Costs are sprinting, budgets are limping

October 18, 1990|By Mike Klingaman | Mike Klingaman,Evening Sun Staff

The last public high school in Baltimore to get glass backboards in its gymnasium received them last year.

The school? Western High, the lone all-girls school in the city.

Western lobbied for years for glass backboards, seeking the same modern equipment as Baltimore's 15 coed schools. Western even tried unsuccessfully to requisition the backboards from Eastern High when that school closed in 1986.

Three years later, the city acquiesced. However, Western officials say the new glass backboards they received were an inferior brand, and they were installed crooked and at the wrong height.

Eva Scott, Western's athletic director, is resigned to such headaches.

"We're an all-girls school," she says.

In interviews with 40 coaches, athletic directors and educators in city public high schools, The Evening Sun was told that the girls' sports program suffers because its teams often must settle for second best in equipment and facilities.

But athletic budgets at the schools are so tight that a special boost for the girls would slash the boys' program, especially football, below the bare bones.

"I know football is a terrible drain on the budget, but you don't want to drop football to subsidize something else," says Donna Boller, a phys-ed teacher at Patterson High. "There just isn't any money for athletics. Or books. Or teachers."


The high schools' total budget for athletic supplies is decreasing, while the cost of protective gear for contact sports has risen dramatically. In 1978, when the city schools divided a $120,000 pot, a football helmet sold for $40. Today, the overall athletic budget is less than $110,000, while the same helmet has tripled in price.

"It's very difficult to shave money off the football budget because there is too much risk of injury," says Dave Lang, athletic director at Southwestern High. It can cost $250 to outfit one player, he says. "Football alone eats up nearly 40 percent of our budget, so all other sports are shortchanged."

However, Lang concedes that female athletic directors probably distribute funds more evenly at their schools than men do, because of the women's ties with "minor" sports. "Women understand the value of those sports and tend to champion them more than many men do," says Lang.

Just three of the 16 athletic directors at city high schools are women. One of them, Mabel Wilson of Lake Clifton High, says some of her male peers treat girls' teams unfairly.

"Some men just hear the cries of the men's coaches, and put the women aside. You can see it in some of the girls' uniforms," says Wilson. "I've seen players wearing 'badminton' uniforms in which a T-shirt is worn over a track uniform, plus a pair of shorts. I cringe when I see a girls' team come out looking bad."

"If the girls look good, they will have more pride in themselves."

Some badminton teams looked "tacky" last year, recalls Evelyn Johnson, who retired this year as athletic director at Forest Park High. "Their clothes looked like leftovers from other sports."
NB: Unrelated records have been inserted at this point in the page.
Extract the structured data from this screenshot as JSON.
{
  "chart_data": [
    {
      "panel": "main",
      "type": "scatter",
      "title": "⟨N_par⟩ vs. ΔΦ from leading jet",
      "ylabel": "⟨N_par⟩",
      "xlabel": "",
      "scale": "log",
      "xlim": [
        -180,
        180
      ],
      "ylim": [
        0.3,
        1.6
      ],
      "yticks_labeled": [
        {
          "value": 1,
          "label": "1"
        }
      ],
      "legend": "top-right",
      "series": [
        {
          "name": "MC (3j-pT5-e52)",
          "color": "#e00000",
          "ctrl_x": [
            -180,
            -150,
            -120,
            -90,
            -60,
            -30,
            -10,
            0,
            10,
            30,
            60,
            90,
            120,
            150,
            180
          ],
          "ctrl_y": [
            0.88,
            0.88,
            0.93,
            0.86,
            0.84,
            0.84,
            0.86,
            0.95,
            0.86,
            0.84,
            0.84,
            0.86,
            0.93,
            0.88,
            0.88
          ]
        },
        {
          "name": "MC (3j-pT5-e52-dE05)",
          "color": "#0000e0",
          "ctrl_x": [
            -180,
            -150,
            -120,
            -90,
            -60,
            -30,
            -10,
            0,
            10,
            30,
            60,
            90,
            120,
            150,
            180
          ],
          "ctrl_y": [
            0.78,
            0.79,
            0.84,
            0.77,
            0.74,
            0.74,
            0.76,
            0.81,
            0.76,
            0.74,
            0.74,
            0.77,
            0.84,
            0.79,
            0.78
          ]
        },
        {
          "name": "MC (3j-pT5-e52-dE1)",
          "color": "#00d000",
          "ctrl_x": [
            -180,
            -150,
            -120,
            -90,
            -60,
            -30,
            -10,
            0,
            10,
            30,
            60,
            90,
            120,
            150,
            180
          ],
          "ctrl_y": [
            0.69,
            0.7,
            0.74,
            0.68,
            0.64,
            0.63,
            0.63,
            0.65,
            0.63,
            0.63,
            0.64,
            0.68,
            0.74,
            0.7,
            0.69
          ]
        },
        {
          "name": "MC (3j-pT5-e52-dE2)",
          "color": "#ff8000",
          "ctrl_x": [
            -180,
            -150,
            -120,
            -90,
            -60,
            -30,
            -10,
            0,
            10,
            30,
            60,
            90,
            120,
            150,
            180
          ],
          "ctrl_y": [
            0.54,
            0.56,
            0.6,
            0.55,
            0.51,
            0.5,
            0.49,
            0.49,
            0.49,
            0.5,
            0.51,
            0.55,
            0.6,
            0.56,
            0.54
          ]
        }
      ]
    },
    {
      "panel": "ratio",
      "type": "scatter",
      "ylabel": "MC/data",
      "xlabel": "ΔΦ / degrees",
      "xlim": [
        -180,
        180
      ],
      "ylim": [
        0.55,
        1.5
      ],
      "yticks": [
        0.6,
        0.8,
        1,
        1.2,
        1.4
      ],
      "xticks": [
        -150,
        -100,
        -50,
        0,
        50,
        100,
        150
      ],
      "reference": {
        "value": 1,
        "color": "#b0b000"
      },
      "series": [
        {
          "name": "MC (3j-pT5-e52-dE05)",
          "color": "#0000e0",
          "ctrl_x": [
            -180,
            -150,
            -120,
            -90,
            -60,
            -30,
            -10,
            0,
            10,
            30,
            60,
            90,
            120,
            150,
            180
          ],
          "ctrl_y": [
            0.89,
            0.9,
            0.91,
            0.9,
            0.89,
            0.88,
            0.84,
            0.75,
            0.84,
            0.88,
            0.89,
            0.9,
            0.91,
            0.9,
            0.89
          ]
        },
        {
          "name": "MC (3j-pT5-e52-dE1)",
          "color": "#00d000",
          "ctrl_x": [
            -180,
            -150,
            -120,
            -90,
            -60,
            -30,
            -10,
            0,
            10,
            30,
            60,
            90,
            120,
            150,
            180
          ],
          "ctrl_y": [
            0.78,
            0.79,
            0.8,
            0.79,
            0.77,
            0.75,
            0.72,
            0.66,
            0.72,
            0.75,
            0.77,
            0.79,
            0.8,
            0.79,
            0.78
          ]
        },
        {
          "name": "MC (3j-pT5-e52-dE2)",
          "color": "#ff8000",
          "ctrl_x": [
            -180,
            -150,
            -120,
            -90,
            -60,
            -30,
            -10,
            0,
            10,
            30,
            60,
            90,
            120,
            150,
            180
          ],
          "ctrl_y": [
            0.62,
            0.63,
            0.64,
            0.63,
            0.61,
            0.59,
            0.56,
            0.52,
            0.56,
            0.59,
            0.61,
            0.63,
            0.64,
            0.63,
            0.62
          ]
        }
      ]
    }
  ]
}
Nancy Havranek, a coach at Mergenthaler Vocational-Technical, says that some teams from other schools lack proper uniforms and look "pathetic."

"The shirts and shorts don't match," Havranek says. "We won't send our kids out looking like mismatched waifs."

Shabby uniforms aren't commonplace, says Jessica Ivey, a phys-ed teacher at City College. "The teams that look tattered aren't typical," she says.

For instance, at Lake Clifton, the girls' basketball, volleyball and softball teams all received new uniforms in the past two years. "I think our girls are among the best-dressed teams around," says Wilson, who says it is "possibly" because she is a female athletic director.

But most of the athletic directors are men, and "some of them still think the boys should take precedence," says Art Milburn, the athletic director at Northwestern High.

"It's a man's world," says Harrietta Wallace, athletic director at Walbrook High. "The girls' program is shortchanged equipment-wise, and sometimes in the availability of space to practice."

In her first year coaching basketball at Mervo, Havranek found the boys' team literally running her team off the court before the girls' workout was over.

"We started the season with the girls never having run full-court in practice," she says. But Havranek lobbied loudly for fair play, and now practices run smoothly.


Nonetheless, female coaches say such inequities still occur. Arlene Scott, who coaches basketball and tennis at Southwestern High, says boys' teams at some other schools get priority in terms of practice time. Facilities for minor sports are literally disintegrating, she adds. "Our tennis courts are horrible, cracked, with grass protruding. They haven't been resurfaced for years."

"I would regularly get complaints that the girls were not getting as much as the boys," says Joni Scholwin, whose role as specialist for athletics and physical education in city schools was abolished in 1989.